France Telecom SA, which operates a venture in Egypt with its local partner Orascom Telecom, said Egyptian authorities "had taken measures" to cut off its mobile and Internet services in the country, provided through its subsidiary called Mobinil.
In Iran, following the contested 2009 presidential elections that prompted wide-scale demonstrations organized in part through social-media websites like Twitter and Facebook, the government filtered and censored the Internet, but still allowed it to function—albeit very slowly. In the same year, Chinese authorities shut down Internet access amidst riots, but that was just for one province.
During protests in Myanmar in 2007, authorities shut down the Internet, but the country's connectivity was meager to begin with, and protestors were still able to get photos out of the country through cellphones.
While Egypt severed all of its cellphone and Internet connections, fixed lines were working Friday, one of the few means, beyond satellite phone and ham radio, to reach the country.
An error message appeared when trying to visit an Egyptian website.
Some organizations that had compiled tweets and Facebook posts in past conflicts concluded they had to rely on the old-fashioned telephone to get word out and in.
"Last night we said, the Internet is gone—so let's just start calling people we know," said Jillian York, with citizen-journalism group Global Voices Online, which is posting reports based on those calls on a website hosted outside of Egypt. "In this case, the phone is the social media."
Facebook saw a "substantial drop" in Egyptian traffic Thursday, and as of Friday saw only minimal use, a Facebook Inc. executive said. A Google Inc. spokesman said people in Egypt largely cannot access Google sites including YouTube, which has been used to share videos of demonstrations.
Network security experts Friday said they detected some minor Web activity, from a few institutions including the Egyptian stock exchange, some companies and government ministries, but an estimated 93% of the country's networks remained unreachable.

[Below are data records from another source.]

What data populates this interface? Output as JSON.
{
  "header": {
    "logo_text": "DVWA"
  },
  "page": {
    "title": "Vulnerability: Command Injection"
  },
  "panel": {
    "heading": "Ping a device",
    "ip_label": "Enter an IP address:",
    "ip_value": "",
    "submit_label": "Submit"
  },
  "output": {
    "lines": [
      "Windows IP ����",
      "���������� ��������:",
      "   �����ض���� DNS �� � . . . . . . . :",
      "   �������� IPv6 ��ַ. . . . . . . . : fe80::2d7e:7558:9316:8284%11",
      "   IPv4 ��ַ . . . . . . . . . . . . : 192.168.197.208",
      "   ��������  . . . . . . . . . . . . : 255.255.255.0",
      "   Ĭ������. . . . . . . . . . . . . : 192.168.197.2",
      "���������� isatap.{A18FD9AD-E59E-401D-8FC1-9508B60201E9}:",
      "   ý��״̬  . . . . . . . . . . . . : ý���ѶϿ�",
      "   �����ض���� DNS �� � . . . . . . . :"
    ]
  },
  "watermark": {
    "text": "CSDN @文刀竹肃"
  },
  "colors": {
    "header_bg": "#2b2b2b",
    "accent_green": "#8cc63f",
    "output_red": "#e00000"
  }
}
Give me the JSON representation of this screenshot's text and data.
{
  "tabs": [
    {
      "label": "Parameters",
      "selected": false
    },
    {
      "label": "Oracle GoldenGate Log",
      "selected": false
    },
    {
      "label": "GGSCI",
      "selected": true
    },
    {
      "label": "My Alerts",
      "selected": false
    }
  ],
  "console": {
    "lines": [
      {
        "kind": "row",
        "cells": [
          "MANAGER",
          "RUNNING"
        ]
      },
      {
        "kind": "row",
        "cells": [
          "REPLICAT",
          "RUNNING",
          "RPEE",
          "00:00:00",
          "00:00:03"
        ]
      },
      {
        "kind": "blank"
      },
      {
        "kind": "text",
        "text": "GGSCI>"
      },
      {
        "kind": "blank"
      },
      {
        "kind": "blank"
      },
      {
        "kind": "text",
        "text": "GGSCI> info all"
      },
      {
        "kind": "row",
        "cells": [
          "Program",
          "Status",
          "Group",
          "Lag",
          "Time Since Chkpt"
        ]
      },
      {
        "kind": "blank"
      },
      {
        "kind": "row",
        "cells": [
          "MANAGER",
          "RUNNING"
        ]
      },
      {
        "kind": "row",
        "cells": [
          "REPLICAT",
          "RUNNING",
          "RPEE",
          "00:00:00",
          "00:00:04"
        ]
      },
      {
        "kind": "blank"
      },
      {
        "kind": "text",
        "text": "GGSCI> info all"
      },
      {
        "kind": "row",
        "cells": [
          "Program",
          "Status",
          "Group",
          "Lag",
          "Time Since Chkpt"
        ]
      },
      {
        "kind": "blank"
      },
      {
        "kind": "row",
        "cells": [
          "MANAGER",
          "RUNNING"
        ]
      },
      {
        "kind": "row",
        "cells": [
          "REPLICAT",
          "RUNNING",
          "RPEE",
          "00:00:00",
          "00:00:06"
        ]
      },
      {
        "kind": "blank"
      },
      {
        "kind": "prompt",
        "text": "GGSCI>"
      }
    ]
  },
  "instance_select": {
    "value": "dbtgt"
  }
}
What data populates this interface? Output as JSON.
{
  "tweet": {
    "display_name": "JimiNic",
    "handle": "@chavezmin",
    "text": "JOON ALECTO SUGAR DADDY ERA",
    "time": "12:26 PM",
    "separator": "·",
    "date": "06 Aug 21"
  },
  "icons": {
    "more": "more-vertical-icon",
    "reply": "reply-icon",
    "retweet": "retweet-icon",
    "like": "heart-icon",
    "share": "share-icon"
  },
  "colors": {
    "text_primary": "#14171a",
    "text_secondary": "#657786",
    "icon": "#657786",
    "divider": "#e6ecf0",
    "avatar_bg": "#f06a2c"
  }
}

The action is surprising given both the vibrancy of the Internet culture within the country, and Egypt's growing role as a regional hub for global connectivity. The country of 80.5 million people had about 65.5 million cellphone subscribers in October, according to a government report. It has among the highest rates of Internet penetration among consumers in Africa, with 21%, according to internetworldstats.com.
Perhaps more important, Egypt in recent years has positioned itself as the main conduit for regional connections to the world. Eight major undersea fiber links now run through the Red Sea and across the Sinai Peninsula, connecting the region to more developed links in Europe, and from there to the rest of the world. Three of those were built in the past two years, and another three are planned for this year, according to Telegeography, an Internet research firm.
"Egypt is now a major Internet crossing point for Africa and the Middle East," said Craig Labovitz, chief scientist at Arbor Networks Inc., an Internet security company in Ann Arbor, Mich. "So unlike other countries in the region where this might happen, this is much more of an event."
He said the global links passing through the country handling traffic not related to Egypt appeared unaffected.
—Paul Sonne and Amir Efrati contributed to this article.
I think this is a really bad way to try and control a country's "political unrest" because it would just anger protesters even more. What do you guys think of this?